The brawl, which reportedly began with a dispute over saved seats, detracted from Tuesday’s pomp and circumstance and the more than $30 million in scholarships earned by the school’s Class of 2017. No students were involved.

“It was unfortunate that a couple of adults in the audience exhibited the behavior they did prior to the ceremony beginning and thus has caused a distraction from the celebration of our students’ accomplishments,” Arlington Community Schools Superintendent Tammy Mason said in a statement.

Here are three things to know about the 13-year-old school in northwest Shelby County.

With more than 2,000 students, Arlington is one of the largest high schools in Shelby County and is part of a relatively new district.

It’s the pride of a suburban municipality that is one of six that seceded from Shelby County Schools in 2014 following the merger of the city and county districts the year before. (School district secessions are a national trend, usually of predominantly white communities leaving predominantly black urban school systems.) More than 70 percent of Arlington’s students are white, and 6 percent are considered economically disadvantaged — in stark contrast to the Memphis district where less than 8 percent are white, and almost 60 percent are considered economically disadvantaged.

The school’s graduation rate is high … and climbing.

Last year, after adding interventions for struggling students, the school’s graduation rate jumped a full point to more than 96 percent. Its students taking the ACT college entrance exam scored an average composite of 22.5 out of a possible 36, higher than the state average of 19.9. But only a fifth scored proficient or advanced in math and a third in English language arts during 2015-16, the last school year for which scores are available and a transition year for Tennessee under a new test.

PHOTO: Caroline Bauman
Education Commissioner Candice McQueen visits with students at Arlington High School during a 2016 tour.

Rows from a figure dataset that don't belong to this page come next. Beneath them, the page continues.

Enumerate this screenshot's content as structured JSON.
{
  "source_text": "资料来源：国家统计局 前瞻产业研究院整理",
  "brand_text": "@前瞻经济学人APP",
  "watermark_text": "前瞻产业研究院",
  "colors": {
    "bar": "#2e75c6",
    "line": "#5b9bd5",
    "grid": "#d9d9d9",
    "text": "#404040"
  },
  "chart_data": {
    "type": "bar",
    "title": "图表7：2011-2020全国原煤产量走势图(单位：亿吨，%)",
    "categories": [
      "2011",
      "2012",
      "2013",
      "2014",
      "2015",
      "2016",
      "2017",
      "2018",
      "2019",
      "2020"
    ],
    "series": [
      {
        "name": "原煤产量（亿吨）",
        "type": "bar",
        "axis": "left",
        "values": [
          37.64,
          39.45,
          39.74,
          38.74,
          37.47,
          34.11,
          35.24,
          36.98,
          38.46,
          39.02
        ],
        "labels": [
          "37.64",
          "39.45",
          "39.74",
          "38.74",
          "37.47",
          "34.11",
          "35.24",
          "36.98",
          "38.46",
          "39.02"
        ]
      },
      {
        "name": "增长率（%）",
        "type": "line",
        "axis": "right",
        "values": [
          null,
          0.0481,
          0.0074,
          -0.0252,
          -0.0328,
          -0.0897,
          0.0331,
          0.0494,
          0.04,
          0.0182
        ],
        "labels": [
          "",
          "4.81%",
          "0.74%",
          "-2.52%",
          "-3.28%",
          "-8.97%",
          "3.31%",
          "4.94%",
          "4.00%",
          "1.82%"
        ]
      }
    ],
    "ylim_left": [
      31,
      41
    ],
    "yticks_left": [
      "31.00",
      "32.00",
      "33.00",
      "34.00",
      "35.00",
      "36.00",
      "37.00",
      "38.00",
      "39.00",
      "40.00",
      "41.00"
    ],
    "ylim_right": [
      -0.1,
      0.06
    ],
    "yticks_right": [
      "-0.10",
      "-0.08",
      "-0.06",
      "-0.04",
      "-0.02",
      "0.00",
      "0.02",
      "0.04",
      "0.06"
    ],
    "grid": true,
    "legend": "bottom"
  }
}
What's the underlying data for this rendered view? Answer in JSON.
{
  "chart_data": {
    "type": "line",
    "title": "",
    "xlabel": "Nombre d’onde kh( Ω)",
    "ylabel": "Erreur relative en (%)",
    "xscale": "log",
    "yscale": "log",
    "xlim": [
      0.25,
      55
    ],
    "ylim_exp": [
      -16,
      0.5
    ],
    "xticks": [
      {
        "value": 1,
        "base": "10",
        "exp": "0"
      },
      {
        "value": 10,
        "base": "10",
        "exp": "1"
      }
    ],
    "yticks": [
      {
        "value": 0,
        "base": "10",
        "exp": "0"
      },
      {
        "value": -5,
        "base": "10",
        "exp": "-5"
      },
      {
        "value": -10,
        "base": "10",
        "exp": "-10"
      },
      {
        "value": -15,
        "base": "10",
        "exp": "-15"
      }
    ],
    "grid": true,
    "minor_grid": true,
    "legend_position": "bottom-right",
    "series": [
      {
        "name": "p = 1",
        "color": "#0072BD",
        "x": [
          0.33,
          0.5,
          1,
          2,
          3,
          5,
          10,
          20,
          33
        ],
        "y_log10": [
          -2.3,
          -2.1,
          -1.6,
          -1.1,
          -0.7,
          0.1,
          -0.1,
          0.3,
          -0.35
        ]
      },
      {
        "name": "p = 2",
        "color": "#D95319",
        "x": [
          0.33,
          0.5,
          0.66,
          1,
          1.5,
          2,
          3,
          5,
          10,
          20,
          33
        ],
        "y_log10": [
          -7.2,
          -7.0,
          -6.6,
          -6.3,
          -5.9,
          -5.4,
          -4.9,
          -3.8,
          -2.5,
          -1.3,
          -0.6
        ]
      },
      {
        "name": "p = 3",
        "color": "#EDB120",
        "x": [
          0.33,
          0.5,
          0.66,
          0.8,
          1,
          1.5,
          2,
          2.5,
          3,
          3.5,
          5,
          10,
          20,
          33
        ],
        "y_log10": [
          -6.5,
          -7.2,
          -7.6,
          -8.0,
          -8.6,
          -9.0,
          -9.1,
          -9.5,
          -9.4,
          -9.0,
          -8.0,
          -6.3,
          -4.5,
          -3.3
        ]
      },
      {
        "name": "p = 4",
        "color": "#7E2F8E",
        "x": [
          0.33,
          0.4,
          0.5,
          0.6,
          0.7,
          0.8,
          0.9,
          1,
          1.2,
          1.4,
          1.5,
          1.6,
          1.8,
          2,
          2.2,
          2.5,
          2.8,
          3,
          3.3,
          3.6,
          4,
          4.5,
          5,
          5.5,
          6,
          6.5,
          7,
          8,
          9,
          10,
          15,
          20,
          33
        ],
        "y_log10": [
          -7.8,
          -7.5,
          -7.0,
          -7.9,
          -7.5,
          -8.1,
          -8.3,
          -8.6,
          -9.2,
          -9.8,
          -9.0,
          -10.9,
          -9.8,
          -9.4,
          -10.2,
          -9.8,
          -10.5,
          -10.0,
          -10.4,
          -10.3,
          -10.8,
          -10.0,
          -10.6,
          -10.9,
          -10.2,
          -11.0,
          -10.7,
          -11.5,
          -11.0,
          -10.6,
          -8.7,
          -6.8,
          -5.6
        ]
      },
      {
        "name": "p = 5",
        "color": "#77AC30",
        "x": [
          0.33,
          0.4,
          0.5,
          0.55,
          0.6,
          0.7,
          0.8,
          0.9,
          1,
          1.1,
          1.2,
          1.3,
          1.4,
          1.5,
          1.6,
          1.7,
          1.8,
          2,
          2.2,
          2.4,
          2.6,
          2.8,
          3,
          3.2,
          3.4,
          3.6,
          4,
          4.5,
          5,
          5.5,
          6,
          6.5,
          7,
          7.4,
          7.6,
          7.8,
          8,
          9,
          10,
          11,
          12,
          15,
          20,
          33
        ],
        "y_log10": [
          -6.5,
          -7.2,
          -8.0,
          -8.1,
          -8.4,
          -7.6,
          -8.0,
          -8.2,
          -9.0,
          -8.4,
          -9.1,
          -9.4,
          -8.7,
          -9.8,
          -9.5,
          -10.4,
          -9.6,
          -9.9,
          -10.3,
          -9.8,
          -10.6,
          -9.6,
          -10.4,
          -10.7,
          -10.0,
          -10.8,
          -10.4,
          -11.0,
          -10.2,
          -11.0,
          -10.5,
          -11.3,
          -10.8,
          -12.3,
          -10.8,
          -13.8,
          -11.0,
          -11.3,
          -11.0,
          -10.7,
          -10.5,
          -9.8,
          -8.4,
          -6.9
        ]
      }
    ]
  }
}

The school was in the news last August when Tennessee Education Commissioner Candice McQueen visited its campus.

The commissioner spoke with students there to kick off her statewide listening tour that’s focused on ways to get students ready for college and career. McQueen highlighted the school’s extracurricular activities and students’  opportunities to intern for or shadow local professionals. She also complimented Arlington for having an engaged education community.